After a miserable weekend of an "American Idol"-induced cold, here are today's one-liners.
The Coen brothers next film after "Burn After Reading" will star Richard Kind and will be called "The Serious Man."
Is James Franco the new Jack Ryan?
Just cause I know you've always wanted to see it, here is a fully detailed map of Homer's Springfield.
Hmmm, there might be something to this curse of Billy Bob.
Fox better not mess with my "Watchmen."
Could there be a "Veronica Mars" film in our future? Any chance to see Kristen Bell on screen is OK with me.

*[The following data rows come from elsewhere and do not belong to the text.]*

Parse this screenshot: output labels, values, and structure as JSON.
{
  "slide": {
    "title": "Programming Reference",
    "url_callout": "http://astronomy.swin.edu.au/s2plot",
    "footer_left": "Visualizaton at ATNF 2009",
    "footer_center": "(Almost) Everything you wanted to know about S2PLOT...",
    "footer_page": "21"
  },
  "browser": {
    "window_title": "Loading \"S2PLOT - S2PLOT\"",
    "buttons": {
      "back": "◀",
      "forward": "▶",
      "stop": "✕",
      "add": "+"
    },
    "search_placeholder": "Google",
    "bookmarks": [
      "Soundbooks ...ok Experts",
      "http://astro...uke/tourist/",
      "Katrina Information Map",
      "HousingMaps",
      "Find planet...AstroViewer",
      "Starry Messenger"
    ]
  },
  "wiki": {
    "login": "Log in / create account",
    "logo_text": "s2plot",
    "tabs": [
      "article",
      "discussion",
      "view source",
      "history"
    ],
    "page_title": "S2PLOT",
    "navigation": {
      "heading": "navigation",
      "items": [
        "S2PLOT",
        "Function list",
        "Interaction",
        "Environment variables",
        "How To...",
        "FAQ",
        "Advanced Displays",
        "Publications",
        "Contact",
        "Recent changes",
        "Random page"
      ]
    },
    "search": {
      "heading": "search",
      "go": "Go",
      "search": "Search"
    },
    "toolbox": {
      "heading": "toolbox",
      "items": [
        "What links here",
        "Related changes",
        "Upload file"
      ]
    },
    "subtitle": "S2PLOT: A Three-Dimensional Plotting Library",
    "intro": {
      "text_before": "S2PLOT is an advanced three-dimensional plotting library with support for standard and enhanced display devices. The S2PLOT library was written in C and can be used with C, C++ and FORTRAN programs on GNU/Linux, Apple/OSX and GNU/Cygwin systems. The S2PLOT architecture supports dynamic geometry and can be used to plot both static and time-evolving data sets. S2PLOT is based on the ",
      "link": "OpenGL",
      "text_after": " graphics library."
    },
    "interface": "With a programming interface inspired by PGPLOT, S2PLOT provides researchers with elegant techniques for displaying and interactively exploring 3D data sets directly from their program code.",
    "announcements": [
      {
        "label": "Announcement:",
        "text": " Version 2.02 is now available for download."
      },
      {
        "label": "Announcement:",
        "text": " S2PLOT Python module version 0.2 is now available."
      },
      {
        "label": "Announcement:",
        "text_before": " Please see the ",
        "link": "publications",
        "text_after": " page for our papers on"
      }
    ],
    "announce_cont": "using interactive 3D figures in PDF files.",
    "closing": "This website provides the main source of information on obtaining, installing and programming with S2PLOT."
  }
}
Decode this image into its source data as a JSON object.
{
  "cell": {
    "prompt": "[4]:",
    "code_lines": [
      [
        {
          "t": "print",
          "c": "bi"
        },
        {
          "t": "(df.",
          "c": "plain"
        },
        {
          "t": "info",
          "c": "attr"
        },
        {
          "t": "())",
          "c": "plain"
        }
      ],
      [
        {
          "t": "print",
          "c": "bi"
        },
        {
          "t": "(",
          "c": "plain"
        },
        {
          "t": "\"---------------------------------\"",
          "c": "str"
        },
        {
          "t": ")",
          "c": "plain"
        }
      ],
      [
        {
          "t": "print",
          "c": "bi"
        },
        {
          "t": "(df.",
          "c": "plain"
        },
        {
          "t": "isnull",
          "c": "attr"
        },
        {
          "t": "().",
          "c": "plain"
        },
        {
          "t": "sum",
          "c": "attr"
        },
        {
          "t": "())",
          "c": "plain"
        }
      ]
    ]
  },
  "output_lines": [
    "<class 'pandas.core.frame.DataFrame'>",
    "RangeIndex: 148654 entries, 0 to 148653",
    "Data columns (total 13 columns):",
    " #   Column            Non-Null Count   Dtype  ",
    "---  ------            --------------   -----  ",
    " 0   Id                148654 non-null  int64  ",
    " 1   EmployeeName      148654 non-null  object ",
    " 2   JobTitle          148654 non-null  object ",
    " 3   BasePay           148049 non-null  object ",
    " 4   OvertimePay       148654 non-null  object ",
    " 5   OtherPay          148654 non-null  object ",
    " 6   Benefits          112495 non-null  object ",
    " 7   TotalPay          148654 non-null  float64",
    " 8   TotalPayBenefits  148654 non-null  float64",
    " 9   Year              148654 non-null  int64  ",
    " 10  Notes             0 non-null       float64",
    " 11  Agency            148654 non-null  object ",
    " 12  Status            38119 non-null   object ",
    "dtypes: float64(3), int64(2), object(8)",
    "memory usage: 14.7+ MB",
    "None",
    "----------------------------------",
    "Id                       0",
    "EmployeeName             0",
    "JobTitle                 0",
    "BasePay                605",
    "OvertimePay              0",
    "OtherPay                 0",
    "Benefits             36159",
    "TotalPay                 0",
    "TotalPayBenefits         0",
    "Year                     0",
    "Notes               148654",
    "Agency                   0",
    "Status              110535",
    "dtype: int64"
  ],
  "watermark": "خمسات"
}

No screeners are being issued for the new "90210." That doesn't leave us with high hopes.
The thought of one of my favorite actors, Russell Crowe, playing one of my favorite comedians, Bill Hicks, is super exciting.
Kudos to this kid who got his parents to let him drop out of high school to focus on Guitar Hero. I had no luck in the '80s with my Contra request.
The only thing worse than wax figures of the Jonas Brothers are the real Jonas brothers.
Daniel Radcliffe has a brain disorder which hinders his ability to tie his own shoes.
If anyone cares about the remake of "Fame," here's some info for you.
Finally, "Voltron" is gonna happen. Maybe. I hope. Probably not.